5. La riduzione delle emissioni di metano nella produzione di gas e petrolio. L’adozione immediata e su ampia scala delle misure previste dalla strategia ponte potrebbe portare a raggiungere un picco delle emissioni totali di gas serra legate all’energia intorno al 2020. Sia l’intensità energetica dell’economia globale che l’intensità di carbonio nel campo della produzione di energia migliorerebbero del 40 percento entro il 2030. La Cina separerebbe la propria crescita economica dalla crescita delle emissioni intorno al 2020, molto prima di quanto altrimenti previsto, soprattutto grazie al miglioramento dell’efficienza energetica dei motori industriali e del settore edile, anche attraverso normative riguardanti gli elettrodomestici e l’illuminazione. Nei paesi in cui le emissioni sono già in calo oggi, la separazione tra crescita economica ed emissioni è notevolmente accelerata. Rispetto agli ultimi anni, il ritmo relativo a tale separazione è quasi il 30 percento più veloce nell’Unione Europea (a causa di una maggiore efficienza energetica) e negli Stati Uniti (dove le energie rinnovabili contribuiscono per un terzo al calo delle emissioni previste nel 2030). In altre regioni, il legame tra crescita economica e crescita delle emissioni si è notevolmente indebolito, ma l’importanza relativa delle diverse misure adottate varia a seconda dei casi.

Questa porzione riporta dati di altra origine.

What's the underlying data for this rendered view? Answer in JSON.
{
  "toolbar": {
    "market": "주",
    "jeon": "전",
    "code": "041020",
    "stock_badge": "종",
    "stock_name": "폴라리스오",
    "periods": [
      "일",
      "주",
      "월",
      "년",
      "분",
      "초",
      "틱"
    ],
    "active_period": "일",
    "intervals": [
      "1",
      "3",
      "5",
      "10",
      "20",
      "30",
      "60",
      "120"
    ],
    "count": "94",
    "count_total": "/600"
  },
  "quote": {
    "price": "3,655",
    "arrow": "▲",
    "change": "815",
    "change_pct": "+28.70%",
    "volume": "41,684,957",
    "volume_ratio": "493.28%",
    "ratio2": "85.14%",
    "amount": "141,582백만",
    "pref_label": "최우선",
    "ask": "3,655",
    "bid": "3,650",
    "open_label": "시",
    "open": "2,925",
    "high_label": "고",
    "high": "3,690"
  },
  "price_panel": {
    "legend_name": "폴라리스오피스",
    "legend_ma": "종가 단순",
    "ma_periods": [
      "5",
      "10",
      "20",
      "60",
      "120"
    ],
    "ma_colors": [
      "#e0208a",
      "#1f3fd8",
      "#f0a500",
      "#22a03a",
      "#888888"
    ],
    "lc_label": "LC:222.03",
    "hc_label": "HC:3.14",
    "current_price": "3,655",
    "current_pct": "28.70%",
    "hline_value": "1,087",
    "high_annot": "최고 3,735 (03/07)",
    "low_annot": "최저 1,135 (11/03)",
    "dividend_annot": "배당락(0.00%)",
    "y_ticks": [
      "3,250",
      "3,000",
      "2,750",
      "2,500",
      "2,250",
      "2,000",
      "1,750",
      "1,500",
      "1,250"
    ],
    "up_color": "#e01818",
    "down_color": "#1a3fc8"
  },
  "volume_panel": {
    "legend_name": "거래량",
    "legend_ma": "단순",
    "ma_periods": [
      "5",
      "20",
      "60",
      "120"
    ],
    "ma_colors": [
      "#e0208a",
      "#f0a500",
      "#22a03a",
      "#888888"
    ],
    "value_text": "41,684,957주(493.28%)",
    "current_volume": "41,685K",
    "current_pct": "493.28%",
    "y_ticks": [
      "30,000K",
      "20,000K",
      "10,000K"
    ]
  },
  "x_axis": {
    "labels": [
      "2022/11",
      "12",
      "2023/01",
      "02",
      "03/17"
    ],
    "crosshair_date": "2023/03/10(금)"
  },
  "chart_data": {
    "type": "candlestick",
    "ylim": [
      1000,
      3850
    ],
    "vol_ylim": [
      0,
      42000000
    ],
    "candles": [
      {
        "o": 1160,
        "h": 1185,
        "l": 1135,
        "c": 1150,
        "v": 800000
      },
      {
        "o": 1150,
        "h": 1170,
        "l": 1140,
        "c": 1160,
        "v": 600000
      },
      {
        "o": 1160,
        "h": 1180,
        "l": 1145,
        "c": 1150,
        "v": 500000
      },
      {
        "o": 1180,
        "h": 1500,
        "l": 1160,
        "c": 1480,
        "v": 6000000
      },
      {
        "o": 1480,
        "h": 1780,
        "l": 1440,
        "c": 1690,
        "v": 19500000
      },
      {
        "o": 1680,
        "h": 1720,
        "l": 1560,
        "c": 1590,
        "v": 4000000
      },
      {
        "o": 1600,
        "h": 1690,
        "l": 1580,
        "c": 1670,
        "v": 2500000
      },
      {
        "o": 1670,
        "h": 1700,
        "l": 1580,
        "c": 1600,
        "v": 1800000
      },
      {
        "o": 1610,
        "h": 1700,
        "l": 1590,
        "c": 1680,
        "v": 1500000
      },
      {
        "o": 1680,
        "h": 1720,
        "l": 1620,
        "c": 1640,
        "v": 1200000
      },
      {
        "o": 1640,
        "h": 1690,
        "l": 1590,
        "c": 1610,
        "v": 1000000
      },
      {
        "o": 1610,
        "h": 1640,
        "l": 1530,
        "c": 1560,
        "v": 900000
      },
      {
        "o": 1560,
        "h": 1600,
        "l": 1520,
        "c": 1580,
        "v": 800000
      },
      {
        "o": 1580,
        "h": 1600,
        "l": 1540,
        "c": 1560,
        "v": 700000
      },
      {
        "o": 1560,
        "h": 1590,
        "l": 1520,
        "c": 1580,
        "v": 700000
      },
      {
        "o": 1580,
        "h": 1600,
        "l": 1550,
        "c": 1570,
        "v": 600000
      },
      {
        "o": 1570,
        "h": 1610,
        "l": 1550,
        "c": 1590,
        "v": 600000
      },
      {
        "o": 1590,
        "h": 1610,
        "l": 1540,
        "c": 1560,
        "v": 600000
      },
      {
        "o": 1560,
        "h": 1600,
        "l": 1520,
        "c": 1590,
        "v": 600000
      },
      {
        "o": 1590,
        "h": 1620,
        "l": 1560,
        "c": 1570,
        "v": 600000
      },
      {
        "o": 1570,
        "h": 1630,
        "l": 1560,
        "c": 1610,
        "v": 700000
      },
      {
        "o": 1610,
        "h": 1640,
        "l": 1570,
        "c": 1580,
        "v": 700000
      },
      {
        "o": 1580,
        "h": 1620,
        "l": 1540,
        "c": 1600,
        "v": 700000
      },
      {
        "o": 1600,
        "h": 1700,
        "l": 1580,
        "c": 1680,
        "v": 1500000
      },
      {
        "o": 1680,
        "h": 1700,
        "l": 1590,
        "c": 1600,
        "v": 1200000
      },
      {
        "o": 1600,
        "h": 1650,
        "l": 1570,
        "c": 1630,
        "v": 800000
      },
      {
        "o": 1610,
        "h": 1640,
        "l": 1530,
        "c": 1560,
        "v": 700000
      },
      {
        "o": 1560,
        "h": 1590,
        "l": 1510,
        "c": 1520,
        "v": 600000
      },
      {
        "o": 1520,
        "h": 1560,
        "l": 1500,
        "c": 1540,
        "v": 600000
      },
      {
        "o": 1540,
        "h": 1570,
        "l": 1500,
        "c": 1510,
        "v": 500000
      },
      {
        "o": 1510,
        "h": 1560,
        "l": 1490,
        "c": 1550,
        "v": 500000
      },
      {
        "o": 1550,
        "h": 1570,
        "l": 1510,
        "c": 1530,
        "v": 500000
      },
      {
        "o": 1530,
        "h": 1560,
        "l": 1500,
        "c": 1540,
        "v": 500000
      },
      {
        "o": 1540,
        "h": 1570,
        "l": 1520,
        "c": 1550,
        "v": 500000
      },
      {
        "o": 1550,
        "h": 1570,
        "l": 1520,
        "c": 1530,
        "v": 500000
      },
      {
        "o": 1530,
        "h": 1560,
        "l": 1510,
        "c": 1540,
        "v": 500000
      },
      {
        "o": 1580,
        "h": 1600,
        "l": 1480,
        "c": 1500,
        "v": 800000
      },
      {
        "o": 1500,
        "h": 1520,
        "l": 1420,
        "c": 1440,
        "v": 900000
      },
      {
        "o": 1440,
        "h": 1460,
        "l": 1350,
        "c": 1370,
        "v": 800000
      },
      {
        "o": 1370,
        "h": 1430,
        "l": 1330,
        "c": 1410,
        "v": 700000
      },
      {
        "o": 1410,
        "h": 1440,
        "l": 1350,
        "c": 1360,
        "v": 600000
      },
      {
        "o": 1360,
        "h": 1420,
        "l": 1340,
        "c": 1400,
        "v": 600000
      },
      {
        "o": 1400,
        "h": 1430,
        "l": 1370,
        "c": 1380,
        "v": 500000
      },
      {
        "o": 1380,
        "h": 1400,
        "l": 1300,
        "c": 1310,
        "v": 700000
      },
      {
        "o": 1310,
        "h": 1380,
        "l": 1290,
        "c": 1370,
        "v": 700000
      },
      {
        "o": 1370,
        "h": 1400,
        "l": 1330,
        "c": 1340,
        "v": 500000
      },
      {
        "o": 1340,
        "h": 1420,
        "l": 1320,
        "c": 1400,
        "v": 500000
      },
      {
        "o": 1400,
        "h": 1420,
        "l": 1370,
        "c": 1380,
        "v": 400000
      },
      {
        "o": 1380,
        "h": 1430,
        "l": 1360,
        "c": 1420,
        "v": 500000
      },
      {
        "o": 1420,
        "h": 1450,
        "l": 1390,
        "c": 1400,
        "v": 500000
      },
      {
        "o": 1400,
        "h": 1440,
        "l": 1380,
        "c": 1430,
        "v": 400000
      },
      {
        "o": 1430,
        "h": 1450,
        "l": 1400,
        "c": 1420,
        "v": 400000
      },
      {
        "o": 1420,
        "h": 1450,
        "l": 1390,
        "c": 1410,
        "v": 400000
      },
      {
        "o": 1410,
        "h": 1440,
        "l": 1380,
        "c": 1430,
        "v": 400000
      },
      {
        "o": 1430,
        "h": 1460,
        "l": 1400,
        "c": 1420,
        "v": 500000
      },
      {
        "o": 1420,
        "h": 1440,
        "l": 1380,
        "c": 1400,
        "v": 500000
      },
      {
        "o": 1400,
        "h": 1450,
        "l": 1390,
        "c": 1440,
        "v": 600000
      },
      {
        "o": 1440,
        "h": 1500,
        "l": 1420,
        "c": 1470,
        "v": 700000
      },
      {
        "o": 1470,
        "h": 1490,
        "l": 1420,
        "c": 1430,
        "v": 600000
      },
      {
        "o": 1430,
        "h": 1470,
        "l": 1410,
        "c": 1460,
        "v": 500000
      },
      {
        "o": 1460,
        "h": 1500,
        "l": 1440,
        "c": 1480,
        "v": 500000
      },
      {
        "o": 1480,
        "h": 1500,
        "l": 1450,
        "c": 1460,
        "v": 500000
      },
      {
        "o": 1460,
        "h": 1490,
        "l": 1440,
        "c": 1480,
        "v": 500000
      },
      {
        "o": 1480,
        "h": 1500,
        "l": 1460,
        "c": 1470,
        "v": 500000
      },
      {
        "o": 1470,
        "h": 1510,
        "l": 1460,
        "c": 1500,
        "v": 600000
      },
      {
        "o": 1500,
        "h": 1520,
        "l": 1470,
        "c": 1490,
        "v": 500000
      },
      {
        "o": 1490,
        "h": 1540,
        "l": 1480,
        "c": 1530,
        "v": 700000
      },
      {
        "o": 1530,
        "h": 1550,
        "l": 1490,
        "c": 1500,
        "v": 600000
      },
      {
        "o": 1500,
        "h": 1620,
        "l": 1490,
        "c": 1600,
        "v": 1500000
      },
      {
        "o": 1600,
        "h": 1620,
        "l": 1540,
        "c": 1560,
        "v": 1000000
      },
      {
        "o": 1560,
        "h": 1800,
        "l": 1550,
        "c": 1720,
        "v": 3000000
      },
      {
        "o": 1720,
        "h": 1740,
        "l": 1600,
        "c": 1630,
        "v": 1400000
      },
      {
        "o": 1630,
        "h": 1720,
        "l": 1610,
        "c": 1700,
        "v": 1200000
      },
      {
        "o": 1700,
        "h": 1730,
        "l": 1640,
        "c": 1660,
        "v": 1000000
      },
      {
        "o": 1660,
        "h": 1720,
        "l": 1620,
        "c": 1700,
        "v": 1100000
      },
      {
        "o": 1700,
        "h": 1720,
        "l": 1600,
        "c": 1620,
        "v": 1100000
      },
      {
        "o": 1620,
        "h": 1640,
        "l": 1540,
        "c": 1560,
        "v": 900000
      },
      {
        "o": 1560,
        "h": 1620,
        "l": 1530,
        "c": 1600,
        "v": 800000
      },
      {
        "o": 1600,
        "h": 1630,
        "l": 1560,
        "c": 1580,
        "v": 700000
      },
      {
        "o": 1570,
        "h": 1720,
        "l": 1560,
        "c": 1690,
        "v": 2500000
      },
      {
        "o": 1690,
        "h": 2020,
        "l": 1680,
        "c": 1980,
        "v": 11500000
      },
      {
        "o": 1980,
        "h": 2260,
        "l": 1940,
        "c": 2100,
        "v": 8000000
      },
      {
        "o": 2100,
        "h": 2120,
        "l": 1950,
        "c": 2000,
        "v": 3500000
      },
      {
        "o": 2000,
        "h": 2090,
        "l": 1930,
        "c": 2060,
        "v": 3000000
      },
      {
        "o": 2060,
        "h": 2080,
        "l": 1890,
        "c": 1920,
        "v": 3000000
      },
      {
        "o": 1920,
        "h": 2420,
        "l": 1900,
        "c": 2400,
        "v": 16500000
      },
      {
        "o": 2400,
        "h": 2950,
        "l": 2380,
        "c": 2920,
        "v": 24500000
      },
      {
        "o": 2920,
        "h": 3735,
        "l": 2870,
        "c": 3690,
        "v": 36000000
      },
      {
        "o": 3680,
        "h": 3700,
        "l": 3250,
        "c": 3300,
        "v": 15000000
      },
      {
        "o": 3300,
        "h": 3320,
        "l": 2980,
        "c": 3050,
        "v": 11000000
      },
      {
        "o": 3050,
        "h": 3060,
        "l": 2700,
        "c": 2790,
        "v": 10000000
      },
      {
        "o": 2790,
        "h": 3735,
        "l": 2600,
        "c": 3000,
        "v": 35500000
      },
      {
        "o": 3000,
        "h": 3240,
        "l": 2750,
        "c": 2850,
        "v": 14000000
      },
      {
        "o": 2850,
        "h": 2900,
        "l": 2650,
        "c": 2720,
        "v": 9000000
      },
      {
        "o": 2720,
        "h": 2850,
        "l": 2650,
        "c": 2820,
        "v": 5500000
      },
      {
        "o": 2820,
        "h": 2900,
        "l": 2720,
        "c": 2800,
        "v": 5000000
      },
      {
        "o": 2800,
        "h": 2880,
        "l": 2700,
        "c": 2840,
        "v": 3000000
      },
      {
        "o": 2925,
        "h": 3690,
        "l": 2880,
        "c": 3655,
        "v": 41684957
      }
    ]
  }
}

L’India utilizza l’energia in modo più efficiente, e ciò aiuta il paese a raggiungere i suoi obiettivi relativi al settore dell’energia e alla riduzione della crescita delle emissioni.
La riduzione delle emissioni di metano derivanti dalla produzione di petrolio e di gas e la riforma delle sovvenzioni destinate ai combustibili fossili (pur fornendo un supporto mirato per i più poveri) rappresentano misure fondamentali per il Medio Oriente e l’Africa, mentre molte sono le opzioni utili per ridurre le emissioni a disposizione dei paesi del sudest asiatico.

Una sfida ardua ma da affrontare al più presto

La creazione di un sistema energetico che sia compatibile con gli obiettivi climatici rimane una sfida estremamente difficile. Come esplicitato più volte nel corso degli anni da World Energy Outlook, il sistema energetico mondiale avrà bisogno di intraprendere un profondo cambiamento strutturale se intende avviare un percorso coerente con l’obiettivo dei 2°C.
Ci vorranno probabilmente decenni, e nel corso di questa trasformazione i combustibili fossili continueranno a rappresentare una parte importante del sistema energetico. 
Ma sarebbe un grave errore per le società energetiche progettare la propria strategia di business senza prendere in considerazione il cambiamento climatico. È quindi incoraggiante che molti degli impegni assunti da diversi settori energetici chiave siano coerenti con l’opinione dell’AIE relativa agli interventi necessari per accelerare i progressi sul tema del clima, quali ad esempio la necessità di migliorare l’efficienza energetica e di ridurre le emissioni di metano derivanti dai processi di produzione del petrolio e del gas, la necessità di incrementare la ricerca e lo sviluppo nel campo delle tecnologie energetiche e la necessità di porre fine alla povertà energetica per tutti. Già oggi è evidente che, se il mondo intende porsi su una traiettoria coerente con l’obiettivo sul clima sottoscritto da molti paesi, dovrà essere in grado di gestire l’eredità del sistema energetico esistente, sfruttando contemporaneamente le fonti energetiche a basse emissioni di anidride carbonica già presenti e accelerando lo sviluppo e la diffusione di nuove tecnologie che devono ancora essere adottate su larga scala. 

[Ndr: Il giornale – Oil 30 Energy Revolution – da cui è stato tratto questo articolo è stato chiuso in redazione il 25 novembre 2015].